Cape Barren English is a Kriol (i.e. Australian creole) variety spoken until recently by the Aboriginal populations on Cape Barren Island and Flinders Island in the Furneaux Group off Australia’s island state of Tasmania. There are currently less than six fluent speakers left on the islands.
When the remaining Aborigines were rounded up and sent to Flinders Island, they met up with other Tasmanian and Australian Aboriginal, South Sea Islander and Maori women who had formed family groups with English sealers on the muttonbird-rich islands of the Bass Strait. Consequently Cape Barren English is a mixture of eighteenth-century maritime English and Palawa, with a small sprinkling of other indigenous languages, and with a lexicon highly referent to the muttonbird-harvesting industry.

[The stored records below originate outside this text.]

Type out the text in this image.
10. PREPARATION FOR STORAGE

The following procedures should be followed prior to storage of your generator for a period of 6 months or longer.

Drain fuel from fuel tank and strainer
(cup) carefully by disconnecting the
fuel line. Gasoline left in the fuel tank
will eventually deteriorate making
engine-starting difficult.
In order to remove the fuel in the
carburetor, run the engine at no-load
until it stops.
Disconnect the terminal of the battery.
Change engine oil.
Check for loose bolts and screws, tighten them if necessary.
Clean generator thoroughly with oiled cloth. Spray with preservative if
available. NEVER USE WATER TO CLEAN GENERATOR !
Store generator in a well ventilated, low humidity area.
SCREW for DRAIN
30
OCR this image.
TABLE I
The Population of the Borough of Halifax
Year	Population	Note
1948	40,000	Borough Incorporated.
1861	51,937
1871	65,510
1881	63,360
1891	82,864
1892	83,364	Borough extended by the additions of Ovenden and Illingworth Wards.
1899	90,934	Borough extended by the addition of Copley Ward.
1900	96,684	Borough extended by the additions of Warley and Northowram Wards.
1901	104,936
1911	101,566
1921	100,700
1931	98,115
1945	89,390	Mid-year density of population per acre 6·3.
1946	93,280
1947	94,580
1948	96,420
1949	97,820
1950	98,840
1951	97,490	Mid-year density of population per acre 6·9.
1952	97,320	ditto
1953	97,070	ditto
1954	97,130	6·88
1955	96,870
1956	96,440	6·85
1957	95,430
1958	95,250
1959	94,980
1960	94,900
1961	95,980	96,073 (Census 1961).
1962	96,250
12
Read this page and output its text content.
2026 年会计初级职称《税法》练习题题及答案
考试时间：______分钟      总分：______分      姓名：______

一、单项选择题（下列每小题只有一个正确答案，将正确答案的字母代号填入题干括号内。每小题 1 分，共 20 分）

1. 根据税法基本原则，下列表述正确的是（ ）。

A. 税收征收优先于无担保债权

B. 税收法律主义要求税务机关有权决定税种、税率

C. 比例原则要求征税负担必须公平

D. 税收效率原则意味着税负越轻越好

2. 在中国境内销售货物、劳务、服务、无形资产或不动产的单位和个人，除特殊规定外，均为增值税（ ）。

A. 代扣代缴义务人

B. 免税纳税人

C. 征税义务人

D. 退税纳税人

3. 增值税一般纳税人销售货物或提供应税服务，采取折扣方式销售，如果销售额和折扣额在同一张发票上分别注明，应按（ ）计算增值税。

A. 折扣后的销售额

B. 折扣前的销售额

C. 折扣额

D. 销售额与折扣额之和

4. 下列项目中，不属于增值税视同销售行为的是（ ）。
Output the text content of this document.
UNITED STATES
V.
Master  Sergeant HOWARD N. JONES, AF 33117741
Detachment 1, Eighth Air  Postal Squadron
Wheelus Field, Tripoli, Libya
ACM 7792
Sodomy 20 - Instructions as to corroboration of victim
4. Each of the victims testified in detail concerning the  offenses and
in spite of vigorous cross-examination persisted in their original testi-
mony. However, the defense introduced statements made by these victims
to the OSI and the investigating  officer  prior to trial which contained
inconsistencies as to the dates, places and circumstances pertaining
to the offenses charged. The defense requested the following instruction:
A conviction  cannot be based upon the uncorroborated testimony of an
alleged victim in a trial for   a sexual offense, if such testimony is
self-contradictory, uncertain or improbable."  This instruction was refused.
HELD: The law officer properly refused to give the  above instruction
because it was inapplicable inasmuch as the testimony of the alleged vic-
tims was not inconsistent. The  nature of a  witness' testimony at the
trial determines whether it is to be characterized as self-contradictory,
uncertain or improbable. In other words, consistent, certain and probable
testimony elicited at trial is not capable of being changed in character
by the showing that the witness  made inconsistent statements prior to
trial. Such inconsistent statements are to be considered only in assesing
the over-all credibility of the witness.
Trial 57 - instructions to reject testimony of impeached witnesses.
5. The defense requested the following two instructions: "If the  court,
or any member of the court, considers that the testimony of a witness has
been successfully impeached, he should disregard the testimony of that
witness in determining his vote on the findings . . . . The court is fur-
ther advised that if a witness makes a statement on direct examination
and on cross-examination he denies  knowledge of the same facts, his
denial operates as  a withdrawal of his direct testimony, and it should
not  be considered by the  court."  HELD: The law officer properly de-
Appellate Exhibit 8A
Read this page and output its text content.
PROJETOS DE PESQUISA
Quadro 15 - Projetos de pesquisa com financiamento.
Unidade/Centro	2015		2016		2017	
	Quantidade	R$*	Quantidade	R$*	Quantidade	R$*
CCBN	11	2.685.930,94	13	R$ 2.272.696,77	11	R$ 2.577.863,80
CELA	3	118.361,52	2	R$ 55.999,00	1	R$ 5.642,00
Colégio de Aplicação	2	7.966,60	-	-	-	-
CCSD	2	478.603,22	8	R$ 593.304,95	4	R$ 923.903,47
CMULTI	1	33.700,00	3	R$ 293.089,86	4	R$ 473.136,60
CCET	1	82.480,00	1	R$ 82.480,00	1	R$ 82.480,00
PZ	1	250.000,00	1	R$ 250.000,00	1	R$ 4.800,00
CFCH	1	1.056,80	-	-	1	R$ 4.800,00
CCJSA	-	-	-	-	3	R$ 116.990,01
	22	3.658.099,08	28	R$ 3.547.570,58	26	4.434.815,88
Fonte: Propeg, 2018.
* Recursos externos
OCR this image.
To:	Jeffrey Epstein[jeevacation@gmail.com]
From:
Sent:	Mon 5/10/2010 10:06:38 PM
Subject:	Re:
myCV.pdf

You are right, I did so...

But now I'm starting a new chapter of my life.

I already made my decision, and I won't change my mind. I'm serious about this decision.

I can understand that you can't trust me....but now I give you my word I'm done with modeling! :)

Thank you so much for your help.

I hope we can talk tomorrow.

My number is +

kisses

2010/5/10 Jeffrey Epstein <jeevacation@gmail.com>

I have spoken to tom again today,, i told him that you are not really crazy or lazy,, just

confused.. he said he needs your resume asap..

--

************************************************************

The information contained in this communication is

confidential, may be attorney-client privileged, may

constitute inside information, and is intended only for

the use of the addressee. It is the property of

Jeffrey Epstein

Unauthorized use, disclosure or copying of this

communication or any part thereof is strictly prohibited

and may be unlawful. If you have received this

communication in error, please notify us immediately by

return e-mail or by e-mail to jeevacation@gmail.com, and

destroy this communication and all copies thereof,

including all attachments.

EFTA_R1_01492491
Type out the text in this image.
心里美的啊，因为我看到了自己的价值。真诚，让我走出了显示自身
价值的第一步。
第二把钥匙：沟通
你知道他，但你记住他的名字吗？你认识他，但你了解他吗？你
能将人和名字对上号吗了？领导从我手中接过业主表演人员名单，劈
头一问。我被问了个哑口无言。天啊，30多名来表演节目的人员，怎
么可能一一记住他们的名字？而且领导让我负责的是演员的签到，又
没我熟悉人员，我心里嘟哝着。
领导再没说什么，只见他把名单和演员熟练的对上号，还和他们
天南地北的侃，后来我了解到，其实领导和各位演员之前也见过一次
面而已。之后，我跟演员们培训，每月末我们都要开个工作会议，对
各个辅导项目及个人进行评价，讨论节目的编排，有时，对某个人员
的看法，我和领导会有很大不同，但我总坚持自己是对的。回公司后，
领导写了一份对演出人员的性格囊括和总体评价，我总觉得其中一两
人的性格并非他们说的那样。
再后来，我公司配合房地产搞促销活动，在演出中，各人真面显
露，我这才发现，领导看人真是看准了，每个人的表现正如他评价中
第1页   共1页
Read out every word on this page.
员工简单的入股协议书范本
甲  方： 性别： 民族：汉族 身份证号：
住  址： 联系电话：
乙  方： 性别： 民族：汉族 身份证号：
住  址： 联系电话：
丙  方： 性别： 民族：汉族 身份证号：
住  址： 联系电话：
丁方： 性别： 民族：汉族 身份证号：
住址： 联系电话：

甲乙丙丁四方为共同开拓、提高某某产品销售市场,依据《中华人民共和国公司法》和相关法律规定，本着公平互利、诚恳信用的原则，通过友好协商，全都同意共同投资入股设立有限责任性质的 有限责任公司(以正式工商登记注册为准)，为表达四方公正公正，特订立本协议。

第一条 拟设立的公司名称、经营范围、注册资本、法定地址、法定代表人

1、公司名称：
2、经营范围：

As a result of the governmental policy of assimilation, the Islanders were encouraged to relocate to the Tasmanian mainland, at times by force (“The Stolen Generation”). This had a devastating effect on the culture and on the language of the people. Efforts to restore a Palawa language have concentrated on creating a reconstructed Aboriginal language rather than on preserving Cape Barren English. With the recent passing of one of the elders, there are now no longer enough able-bodied card-players for the weekly gathering when they would speak it amongst themselves.
Few examples of Cape Barren English exist, adding to its mystique as a “secret” language. Earlier, the speakers were thought to be mumbling, and few successful attempts were made to record it. However some individual words remain in currency. From old Nautical English, “ol’ co’e” (old cove) for “fellow” and “chains” (despite metrification) remain. From Palawa varieties, “warrener” for “seashell” and “kunnigong” for “pigface plant” (Carpobrotus rossii) remain. From muttonbirding, “muttonbird” for “shearwater” (Puffinus tenuirostris, called yolla in Palawa) and “muttonfish” for “abalone” (Haliotis spp.) remain. Some of these have spread to other dialects of Australian English.
Author: Andrys Onsman, 2002
References
Bickford, A., 1973, Audio tapes made on Cape Barren Island of interviews with Miss Annette Mansell and Mrs Claude Mansell, referred to as The Bickford Tapes, courtesy of the author.
Bryant, P., 1989, ‘The south eastern lexical usage region of Australian English’ Australian Journal of Linguistics, vol. 9, no. 1, pp 85–134.
Onsman, A, 2000, ‘Here Today, Gone Tomorrow: Cape Barren English,’ Island, vol. 80
Sutton, P., 1976, ‘Cape Barren English,’ (Linguistic Communications 13) Author’s manuscript.